How is this implemented in fast.ai speak where the LM learner where we can apply different learning rates by layer group (of which there is 4)? Would it be something like:

lr = 0.004
learner.fit([lr/2.6*3, lr/2.6*2, lr/2.6, lr], use_clr_beta=(10,10,0.95,0.85), cycle_len=15)

alwc · May 22, 2018, 4:17am

For LM, there’s an example in the imdb.ipynb from Part 2:

In [16]:

lr=3e-3
lrm = 2.6
lrs = np.array([lr/(lrm**4), lr/(lrm**3), lr/(lrm**2), lr/lrm, lr])

So it should be power of 2 instead of multiply of 2.

By the way, did anyone try using this new discriminative rate setup on vision task?

wgpubs · May 22, 2018, 5:00am

Good catch!

But this is done for the classifier whereas the paper seems to indicate that this should be how we define the learning rates for fine-tuning the language model.
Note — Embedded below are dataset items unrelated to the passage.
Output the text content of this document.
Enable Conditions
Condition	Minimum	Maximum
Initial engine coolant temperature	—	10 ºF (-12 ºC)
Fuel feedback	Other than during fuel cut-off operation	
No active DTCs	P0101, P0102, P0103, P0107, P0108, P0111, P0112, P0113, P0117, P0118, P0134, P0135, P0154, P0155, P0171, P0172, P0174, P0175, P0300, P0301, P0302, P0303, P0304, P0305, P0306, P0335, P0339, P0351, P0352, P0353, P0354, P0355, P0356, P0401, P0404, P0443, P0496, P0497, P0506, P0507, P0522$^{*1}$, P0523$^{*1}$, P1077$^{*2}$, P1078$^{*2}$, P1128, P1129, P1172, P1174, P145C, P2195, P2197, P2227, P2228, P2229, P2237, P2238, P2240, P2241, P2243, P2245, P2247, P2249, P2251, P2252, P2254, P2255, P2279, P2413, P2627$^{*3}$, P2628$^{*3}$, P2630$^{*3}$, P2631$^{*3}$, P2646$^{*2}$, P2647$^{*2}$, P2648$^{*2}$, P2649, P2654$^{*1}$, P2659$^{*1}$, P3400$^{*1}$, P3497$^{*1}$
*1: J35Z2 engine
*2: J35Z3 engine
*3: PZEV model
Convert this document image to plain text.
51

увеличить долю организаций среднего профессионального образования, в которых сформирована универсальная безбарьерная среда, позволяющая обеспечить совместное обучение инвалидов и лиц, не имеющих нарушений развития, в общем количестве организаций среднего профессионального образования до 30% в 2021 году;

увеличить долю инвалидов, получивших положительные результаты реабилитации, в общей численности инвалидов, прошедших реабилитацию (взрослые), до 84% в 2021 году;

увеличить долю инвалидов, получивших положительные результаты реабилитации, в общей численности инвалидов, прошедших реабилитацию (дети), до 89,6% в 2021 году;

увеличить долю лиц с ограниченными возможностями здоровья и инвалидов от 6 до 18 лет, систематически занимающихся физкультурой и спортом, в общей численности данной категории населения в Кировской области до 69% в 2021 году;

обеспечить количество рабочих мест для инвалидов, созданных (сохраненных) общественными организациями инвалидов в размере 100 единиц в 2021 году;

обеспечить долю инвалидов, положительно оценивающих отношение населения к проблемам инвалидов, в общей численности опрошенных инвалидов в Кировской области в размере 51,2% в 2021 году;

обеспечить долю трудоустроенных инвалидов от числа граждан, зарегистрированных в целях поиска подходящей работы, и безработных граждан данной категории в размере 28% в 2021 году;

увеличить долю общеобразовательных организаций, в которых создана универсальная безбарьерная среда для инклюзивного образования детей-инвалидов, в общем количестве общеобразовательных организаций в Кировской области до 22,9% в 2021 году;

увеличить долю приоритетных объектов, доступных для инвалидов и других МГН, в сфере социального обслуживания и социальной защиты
Perhaps I’m reading the paper wrong??? Or perhaps the notebooks aren’t updated to reflect the paper???

There is LM fine-tuning and Classifier fine-tuning … so I guess I’m confused about the discriminative learning rates that should be applied to each insofar as my reading of the paper goes.

alwc · May 22, 2018, 5:55am

Correct me if I’m wrong, I thought we are using LM as backbone to do classification with custom head.

jeremy · May 22, 2018, 10:51pm

You can see the actual code from the paper in the dl2/imdb_scripts folder.

wgpubs · May 22, 2018, 11:04pm

Thanks for the link! Nice to look at the code.

I’m looking at train_tri_lm.py but I still don’t see where you “first choose the learning rate of the last layer by fine-tuning only the last layer”.

I see where if you are training with discriminative lrs you set lrs = np.array([lr/6,lr/3,lr,lr/2]), but insofar as training only the last layer first, I don’t see it. If I’m reading the code right, it looks like you guys train all the layers initially (see line 130: learner.unfreeze()).

There is code that looks to do what the paper describes, but its commented out (see line 123):

#learner.freeze_to(-1)
#learner.fit(lrs, 1, wds=wd, use_clr=(6,4), cycle_len=1)

So I’m not sure what to make of this.

alwc · May 23, 2018, 1:51am

Now I understand what’s your problem. It seems train_tri_lm.py use a different way to do discriminative learning rate and I don’t understand the logic behind as well.

wgpubs · May 23, 2018, 5:11pm

Also, is there a list of different argument values you passed to def train_lm()?